The Colts (3-11) close the season at Baltimore on Dec. 23 and at home against Houston on New Year’s Eve, and then owner Jim Irsay and general manager Chris Ballard can begin cleaning house, starting with the coaching staff, and then trying to put a competitive roster together.

There’s been no reason for Irsay and Ballard to waste any time before relieving Chuck Pagano of his coaching duties. Pagano has continually failed to show that he's capable of keeping his team focused throughout the game and of making proper halftime adjustments. Opposing teams adjust, and Pagano’s team ends up looking silly while getting blown out in the final 30 minutes. Thursday marked the fifth time the Colts have lost after having a double-digit lead this season, according to ESPN Stats & Information. No other team has more than two such losses.

The Colts have been outscored 236-94 in the second half of games this season. Part of that is on the players, but a significant portion of the blame belongs to the coaching staff.

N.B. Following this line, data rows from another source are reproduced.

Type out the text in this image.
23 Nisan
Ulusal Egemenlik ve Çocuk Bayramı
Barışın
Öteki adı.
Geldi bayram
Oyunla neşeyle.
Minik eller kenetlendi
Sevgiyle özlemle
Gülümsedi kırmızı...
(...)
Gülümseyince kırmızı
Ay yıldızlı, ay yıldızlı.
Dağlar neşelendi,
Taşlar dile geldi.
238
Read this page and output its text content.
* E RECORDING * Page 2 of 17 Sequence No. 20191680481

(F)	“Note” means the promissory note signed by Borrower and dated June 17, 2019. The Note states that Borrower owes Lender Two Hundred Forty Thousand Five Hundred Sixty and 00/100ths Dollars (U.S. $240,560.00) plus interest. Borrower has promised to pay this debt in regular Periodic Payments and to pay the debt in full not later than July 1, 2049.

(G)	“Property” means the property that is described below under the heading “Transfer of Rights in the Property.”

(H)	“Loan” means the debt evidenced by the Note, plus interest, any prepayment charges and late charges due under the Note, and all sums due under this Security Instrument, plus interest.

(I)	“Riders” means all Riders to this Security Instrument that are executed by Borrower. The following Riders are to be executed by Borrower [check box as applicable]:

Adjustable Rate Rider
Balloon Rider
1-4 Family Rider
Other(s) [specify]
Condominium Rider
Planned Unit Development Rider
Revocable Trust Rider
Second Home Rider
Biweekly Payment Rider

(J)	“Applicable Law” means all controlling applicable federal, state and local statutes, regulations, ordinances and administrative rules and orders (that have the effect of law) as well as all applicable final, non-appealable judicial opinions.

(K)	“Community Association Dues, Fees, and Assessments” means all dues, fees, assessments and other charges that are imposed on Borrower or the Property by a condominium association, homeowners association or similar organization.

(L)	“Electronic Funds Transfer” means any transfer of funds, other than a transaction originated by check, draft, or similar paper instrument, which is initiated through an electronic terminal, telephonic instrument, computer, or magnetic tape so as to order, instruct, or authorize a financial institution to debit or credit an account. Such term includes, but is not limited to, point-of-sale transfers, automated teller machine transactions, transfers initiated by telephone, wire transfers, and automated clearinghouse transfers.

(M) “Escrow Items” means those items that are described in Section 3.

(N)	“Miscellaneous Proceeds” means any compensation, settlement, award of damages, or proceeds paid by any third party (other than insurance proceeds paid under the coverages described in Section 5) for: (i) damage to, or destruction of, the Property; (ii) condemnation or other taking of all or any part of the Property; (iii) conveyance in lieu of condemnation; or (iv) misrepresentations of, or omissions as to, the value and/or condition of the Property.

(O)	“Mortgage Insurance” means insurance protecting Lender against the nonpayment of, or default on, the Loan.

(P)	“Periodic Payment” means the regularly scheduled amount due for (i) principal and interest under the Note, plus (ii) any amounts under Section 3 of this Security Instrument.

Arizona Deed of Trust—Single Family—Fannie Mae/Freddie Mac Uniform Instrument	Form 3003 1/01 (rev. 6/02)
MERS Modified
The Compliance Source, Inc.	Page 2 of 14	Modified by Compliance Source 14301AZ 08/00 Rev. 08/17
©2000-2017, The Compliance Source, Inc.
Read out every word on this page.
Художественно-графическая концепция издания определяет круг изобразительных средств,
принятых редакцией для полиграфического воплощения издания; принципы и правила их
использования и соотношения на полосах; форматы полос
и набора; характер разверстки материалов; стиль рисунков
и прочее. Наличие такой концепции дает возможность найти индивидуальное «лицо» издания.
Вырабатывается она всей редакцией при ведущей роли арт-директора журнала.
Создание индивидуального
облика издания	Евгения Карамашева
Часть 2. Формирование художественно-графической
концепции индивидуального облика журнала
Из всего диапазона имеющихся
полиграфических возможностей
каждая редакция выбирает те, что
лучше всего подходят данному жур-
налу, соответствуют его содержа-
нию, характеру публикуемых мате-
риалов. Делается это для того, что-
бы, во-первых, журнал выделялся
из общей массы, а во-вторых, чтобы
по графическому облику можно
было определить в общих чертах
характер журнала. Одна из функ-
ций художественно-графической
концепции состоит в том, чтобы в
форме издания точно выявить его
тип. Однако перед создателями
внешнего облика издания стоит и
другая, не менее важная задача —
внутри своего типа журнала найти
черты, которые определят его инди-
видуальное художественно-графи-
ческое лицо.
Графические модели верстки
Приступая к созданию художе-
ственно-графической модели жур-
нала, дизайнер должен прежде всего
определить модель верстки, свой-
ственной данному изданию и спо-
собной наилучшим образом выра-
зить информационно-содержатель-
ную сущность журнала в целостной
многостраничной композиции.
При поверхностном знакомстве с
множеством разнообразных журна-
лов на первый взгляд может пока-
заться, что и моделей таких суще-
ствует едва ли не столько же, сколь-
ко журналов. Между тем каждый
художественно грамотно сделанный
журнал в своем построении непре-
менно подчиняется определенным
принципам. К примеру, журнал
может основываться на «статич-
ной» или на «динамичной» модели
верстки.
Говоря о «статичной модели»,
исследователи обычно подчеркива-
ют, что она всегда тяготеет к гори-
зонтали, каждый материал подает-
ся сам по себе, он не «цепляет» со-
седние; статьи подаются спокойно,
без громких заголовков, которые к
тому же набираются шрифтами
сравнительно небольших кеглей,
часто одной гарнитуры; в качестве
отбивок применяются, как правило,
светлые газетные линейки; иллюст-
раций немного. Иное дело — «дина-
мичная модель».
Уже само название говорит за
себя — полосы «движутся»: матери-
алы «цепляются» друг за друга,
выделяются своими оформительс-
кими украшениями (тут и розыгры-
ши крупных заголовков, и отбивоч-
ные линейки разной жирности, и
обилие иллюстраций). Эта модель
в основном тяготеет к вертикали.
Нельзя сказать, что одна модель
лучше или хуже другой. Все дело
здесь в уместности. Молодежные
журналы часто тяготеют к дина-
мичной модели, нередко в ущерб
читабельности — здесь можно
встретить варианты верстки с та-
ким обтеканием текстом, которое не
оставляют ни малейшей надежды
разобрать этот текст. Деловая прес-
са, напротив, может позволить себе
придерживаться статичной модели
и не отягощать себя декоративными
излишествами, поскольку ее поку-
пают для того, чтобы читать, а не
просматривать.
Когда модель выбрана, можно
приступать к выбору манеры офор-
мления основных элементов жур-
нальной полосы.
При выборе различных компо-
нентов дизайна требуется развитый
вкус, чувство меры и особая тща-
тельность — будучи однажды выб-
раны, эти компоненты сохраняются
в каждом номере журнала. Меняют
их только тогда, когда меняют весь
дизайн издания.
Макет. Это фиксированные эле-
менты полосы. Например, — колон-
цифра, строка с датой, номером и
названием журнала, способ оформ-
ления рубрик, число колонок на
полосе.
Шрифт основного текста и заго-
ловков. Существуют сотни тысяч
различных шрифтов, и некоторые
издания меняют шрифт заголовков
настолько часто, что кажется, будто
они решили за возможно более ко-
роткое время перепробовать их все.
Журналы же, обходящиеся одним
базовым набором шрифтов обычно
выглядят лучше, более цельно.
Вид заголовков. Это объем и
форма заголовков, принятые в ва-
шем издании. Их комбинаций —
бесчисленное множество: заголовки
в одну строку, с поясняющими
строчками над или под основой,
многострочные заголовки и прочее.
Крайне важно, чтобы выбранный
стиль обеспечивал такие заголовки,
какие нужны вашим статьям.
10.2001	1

Thursday was a new low. It’s not as if the Colts were facing Arizona’s Carson Palmer, Seattle’s Russell Wilson, Tennessee’s Marcus Mariota or Pittsburgh’s Ben Roethlisberger, each of whom led a second-half comeback against Indianapolis.

We’re talking about Brock Osweiler.

The same Brock Osweiler who was a flop in Houston last season and couldn’t even make it with quarterback-starved Cleveland earlier this year.

But leave it to the Colts to make Osweiler look like a legitimate quarterback. He replaced the injured Trevor Siemian (shoulder) in the first quarter and led the Broncos back from a 10-0 deficit by completing 12 of 17 passes for 194 yards and two touchdowns, and adding a TD on the ground.

The Colts, meanwhile, gained a total of 90 yards in the second half.

Osweiler is now 3-0 against the Colts, having beaten them twice last season in Houston. Not even future first-ballot Hall of Famer Peyton Manning can say he went undefeated against his former team.

It wasn't all bad Thursday. The loss helped the Colts in terms of getting a top-three draft pick. But, unfortunately, they still have at least eight more quarters of football to play this season.